Australia’s crypto crackdown is taking shape with the government revealing the next steps in its bid to regulate digital currencies.
Treasurer Jim Chalmers wants to make crypto exchanges and digital asset platforms subject to existing Australian financial services laws.
The government is also proposing to make platform operators get an Australian financial services licence.
Platforms that hold over $1500 of an individual’s assets or $5 million in aggregate will be covered by the changes.
Minimum standards for digital assets such as tokens are also being reviewed. About a quarter of Australians own some sort of crypto asset.
Online platforms hold billions of dollars in assets and expose Australians to significant risks, the proposal paper says.
“Collapses of digital asset platforms, both locally and globally, have seen Australians lose their assets or be forced to wait their turn among long lines of creditors,” it says.
“These reforms seek to reduce the risk of these collapses happening, by lifting the standard of their operations and increasing their oversight.”
Dr Chalmers said the government was moving “decisively and methodically to ensure that consumers are adequately protected and innovation can flourish”.
The merits of a central bank digital currency are still under exploration in Australia, a top Reserve Bank official said at the Australian Financial Review’s cryptocurrency summit.

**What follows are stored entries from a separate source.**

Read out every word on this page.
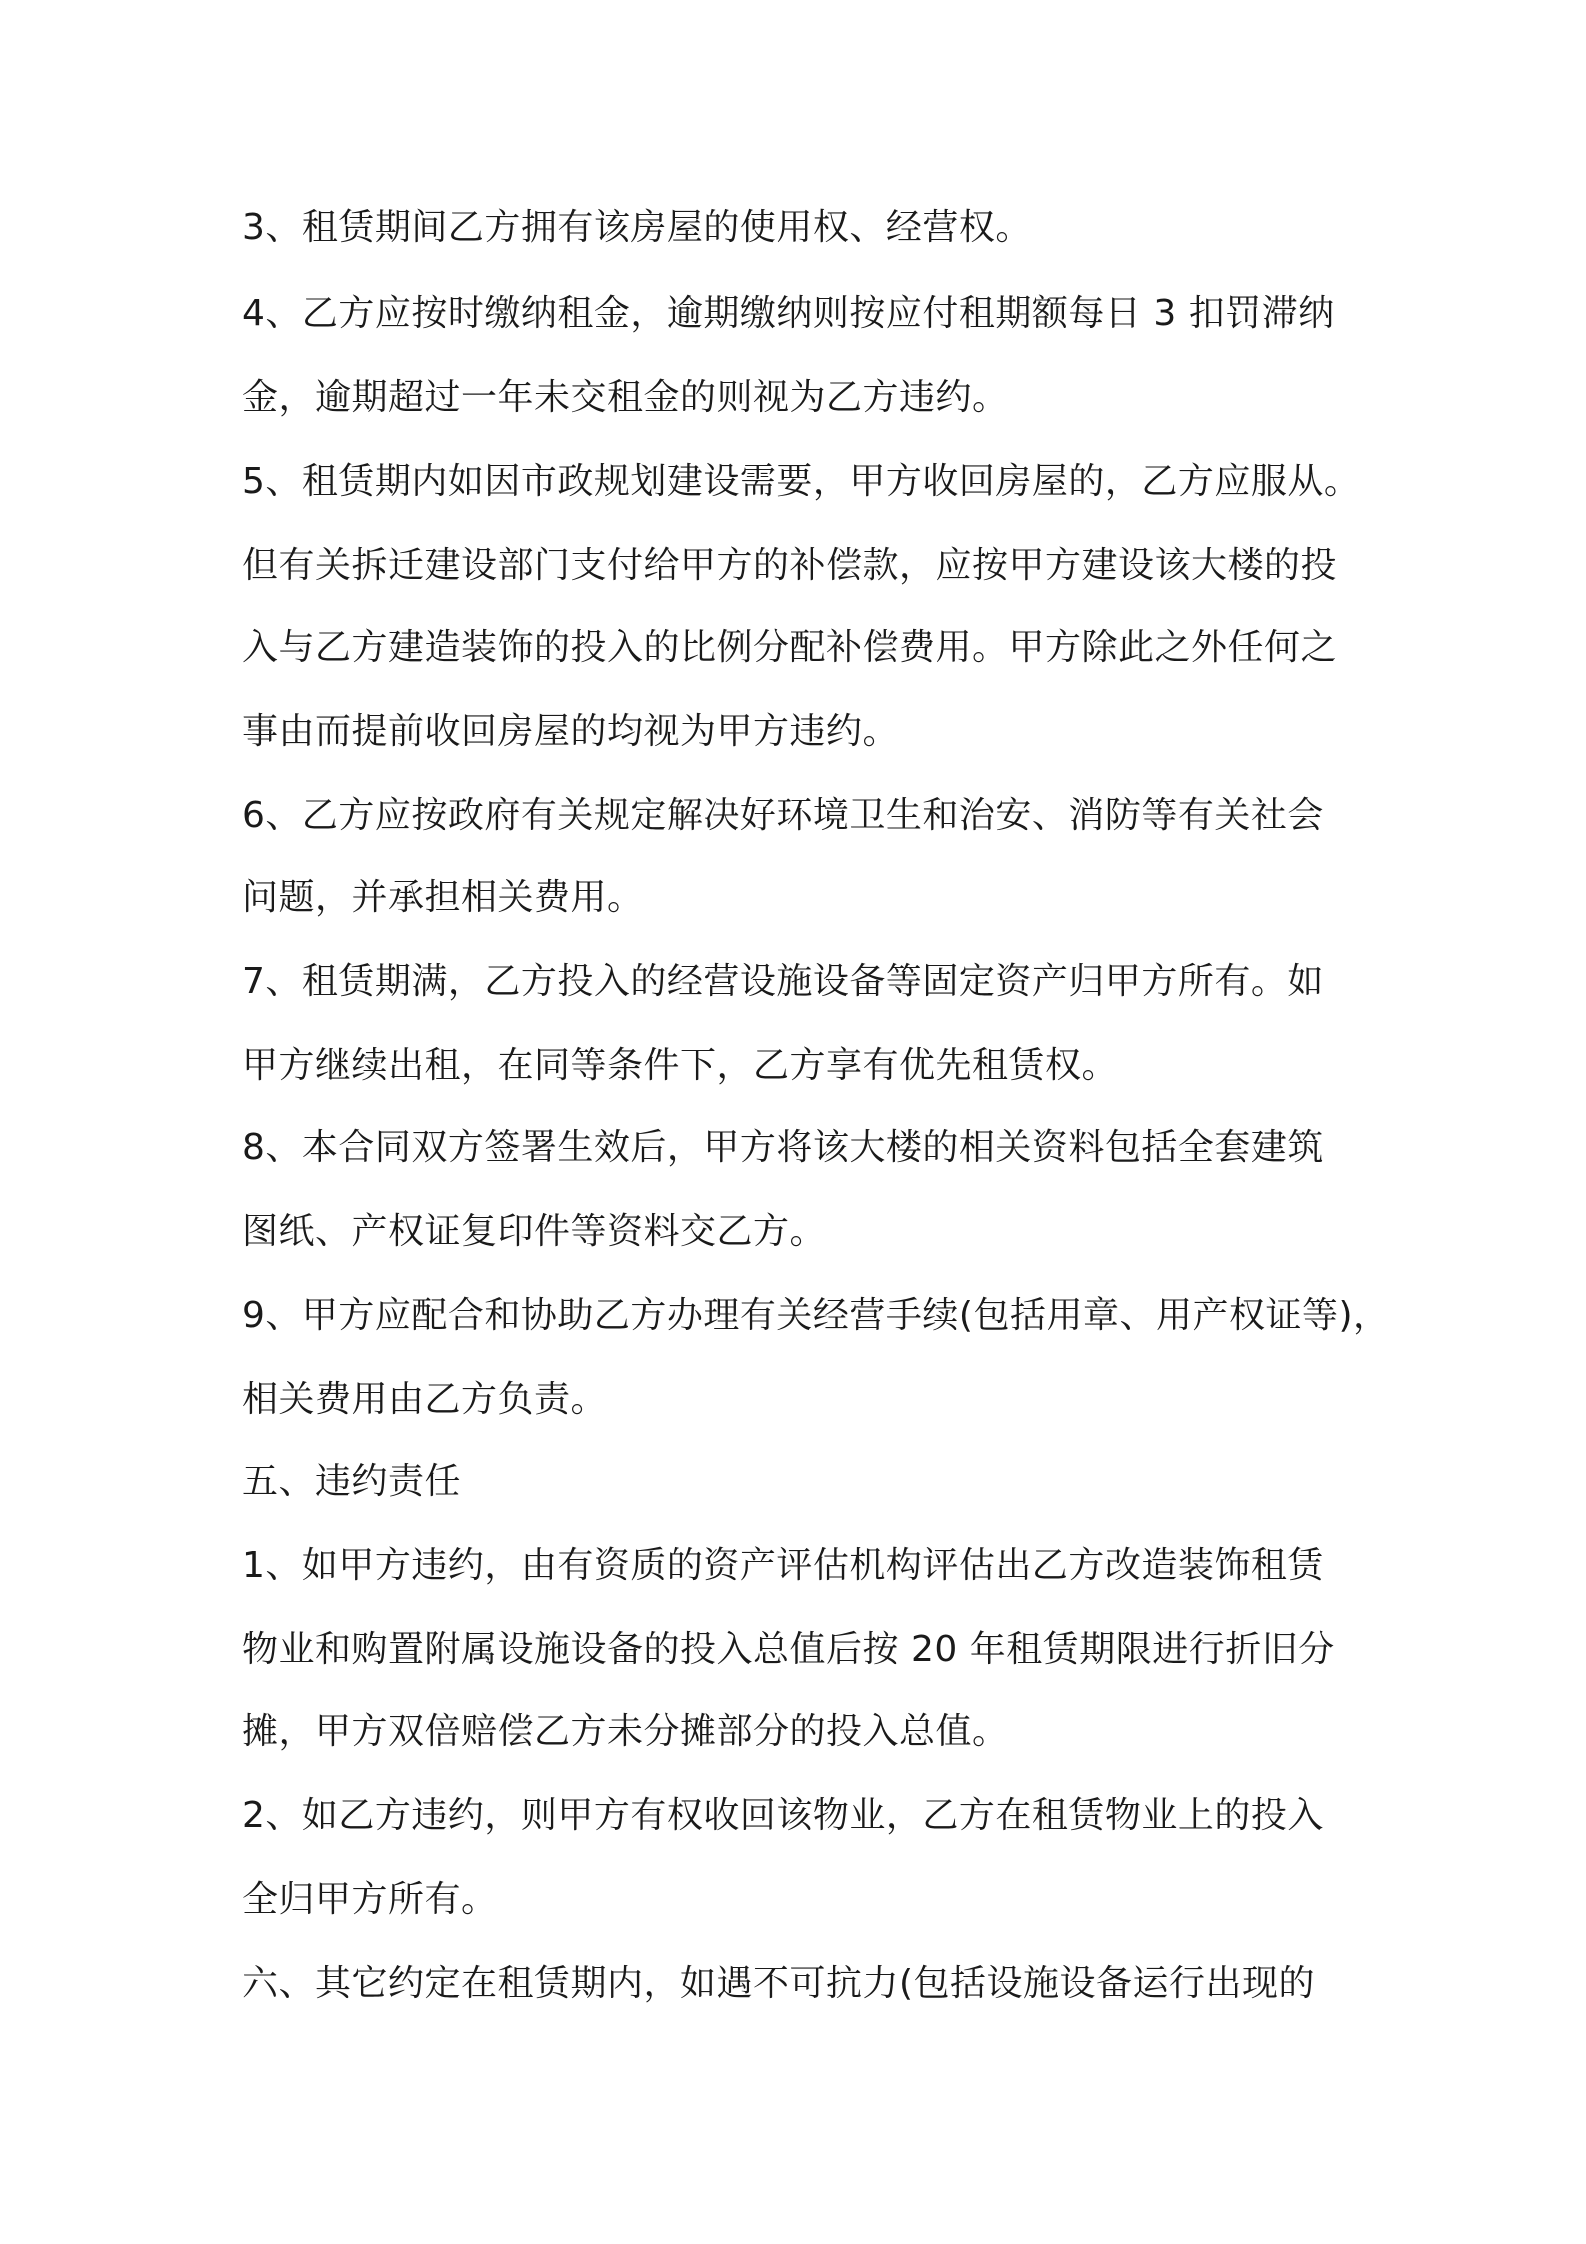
3、租赁期间乙方拥有该房屋的使用权、经营权。
4、乙方应按时缴纳租金，逾期缴纳则按应付租期额每日 3 扣罚滞纳
金，逾期超过一年未交租金的则视为乙方违约。
5、租赁期内如因市政规划建设需要，甲方收回房屋的，乙方应服从。
但有关拆迁建设部门支付给甲方的补偿款，应按甲方建设该大楼的投
入与乙方建造装饰的投入的比例分配补偿费用。甲方除此之外任何之
事由而提前收回房屋的均视为甲方违约。
6、乙方应按政府有关规定解决好环境卫生和治安、消防等有关社会
问题，并承担相关费用。
7、租赁期满，乙方投入的经营设施设备等固定资产归甲方所有。如
甲方继续出租，在同等条件下，乙方享有优先租赁权。
8、本合同双方签署生效后，甲方将该大楼的相关资料包括全套建筑
图纸、产权证复印件等资料交乙方。
9、甲方应配合和协助乙方办理有关经营手续(包括用章、用产权证等)，
相关费用由乙方负责。
五、违约责任
1、如甲方违约，由有资质的资产评估机构评估出乙方改造装饰租赁
物业和购置附属设施设备的投入总值后按 20 年租赁期限进行折旧分
摊，甲方双倍赔偿乙方未分摊部分的投入总值。
2、如乙方违约，则甲方有权收回该物业，乙方在租赁物业上的投入
全归甲方所有。
六、其它约定在租赁期内，如遇不可抗力(包括设施设备运行出现的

RBA assistant governor (financial system) Brad Jones said the central bank remained “open-minded” to the idea of digital money and the supporting infrastructure.

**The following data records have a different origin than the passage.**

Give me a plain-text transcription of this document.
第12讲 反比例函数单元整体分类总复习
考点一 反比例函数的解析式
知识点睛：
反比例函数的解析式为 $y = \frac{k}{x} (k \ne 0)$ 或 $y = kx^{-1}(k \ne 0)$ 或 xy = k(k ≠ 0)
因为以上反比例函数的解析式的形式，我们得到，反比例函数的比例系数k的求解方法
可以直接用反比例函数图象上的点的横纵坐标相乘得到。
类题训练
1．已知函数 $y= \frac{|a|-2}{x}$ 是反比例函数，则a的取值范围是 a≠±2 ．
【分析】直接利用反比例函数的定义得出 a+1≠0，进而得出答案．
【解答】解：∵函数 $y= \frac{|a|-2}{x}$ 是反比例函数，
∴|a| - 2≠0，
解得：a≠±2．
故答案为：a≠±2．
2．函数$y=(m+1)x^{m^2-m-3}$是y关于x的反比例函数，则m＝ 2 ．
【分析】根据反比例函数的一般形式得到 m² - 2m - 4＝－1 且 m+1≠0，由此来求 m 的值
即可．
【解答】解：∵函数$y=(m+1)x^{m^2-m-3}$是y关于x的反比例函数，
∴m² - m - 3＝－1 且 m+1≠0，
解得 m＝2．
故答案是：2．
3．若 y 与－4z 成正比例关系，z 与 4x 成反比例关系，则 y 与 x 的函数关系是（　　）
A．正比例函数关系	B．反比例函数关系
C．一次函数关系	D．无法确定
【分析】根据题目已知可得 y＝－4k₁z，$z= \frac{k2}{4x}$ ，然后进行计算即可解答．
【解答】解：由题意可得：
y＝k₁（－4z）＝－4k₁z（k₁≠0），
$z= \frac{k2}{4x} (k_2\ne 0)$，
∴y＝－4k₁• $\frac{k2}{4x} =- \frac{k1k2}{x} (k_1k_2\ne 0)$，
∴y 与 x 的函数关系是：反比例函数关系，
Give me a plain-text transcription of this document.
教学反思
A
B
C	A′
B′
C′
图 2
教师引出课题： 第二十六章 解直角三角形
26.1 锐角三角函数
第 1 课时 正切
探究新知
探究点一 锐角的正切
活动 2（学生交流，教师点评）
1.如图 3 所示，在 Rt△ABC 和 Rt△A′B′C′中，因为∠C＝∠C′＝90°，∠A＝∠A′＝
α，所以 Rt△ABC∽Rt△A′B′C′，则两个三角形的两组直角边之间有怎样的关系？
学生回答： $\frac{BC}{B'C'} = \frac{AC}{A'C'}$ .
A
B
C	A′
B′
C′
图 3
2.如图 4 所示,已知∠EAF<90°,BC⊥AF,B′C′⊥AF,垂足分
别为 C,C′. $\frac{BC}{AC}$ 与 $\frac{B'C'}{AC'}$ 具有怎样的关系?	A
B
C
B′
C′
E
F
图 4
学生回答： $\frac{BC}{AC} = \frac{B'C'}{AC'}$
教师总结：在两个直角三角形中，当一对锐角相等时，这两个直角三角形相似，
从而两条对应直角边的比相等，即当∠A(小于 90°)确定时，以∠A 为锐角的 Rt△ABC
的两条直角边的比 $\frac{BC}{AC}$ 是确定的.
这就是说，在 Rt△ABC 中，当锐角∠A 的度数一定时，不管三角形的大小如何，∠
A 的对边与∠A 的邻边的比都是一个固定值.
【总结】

“The punchline here is that tokenisation offers some intriguing possibilities, but is not without its challenges and more work is needed to understand how we could yield the benefits while managing the risk,” he said on Monday.
Several forms of tokenised money, which is money that has been converted into a digital token on a blockchain, were mentioned in his speech.
Dr Jones said unbacked cryptocurrencies like Bitcoin that natively use blockchain technology were “more amenable to speculative investment than serving as a safe settlement instrument”.
“Unbacked cryptocurrencies may remain a hotbed of speculative interest, but I struggle to envisage them playing an expansive role in the financial system of the future,” he said.
Of the various forms of tokenised money under consideration, he said only a wholesale central bank digital currency would be “completely free of credit and liquidity risk”.
The RBA has an active research program underway on the topic and recently ran a pilot central bank digital currency scheme.
The next phase of the research will focus on looking at how different forms of digital money and infrastructure could support the development of tokenised asset markets in Australia.
The RBA and Treasury will release a joint report mid-next year on the research and set out a road map for future work.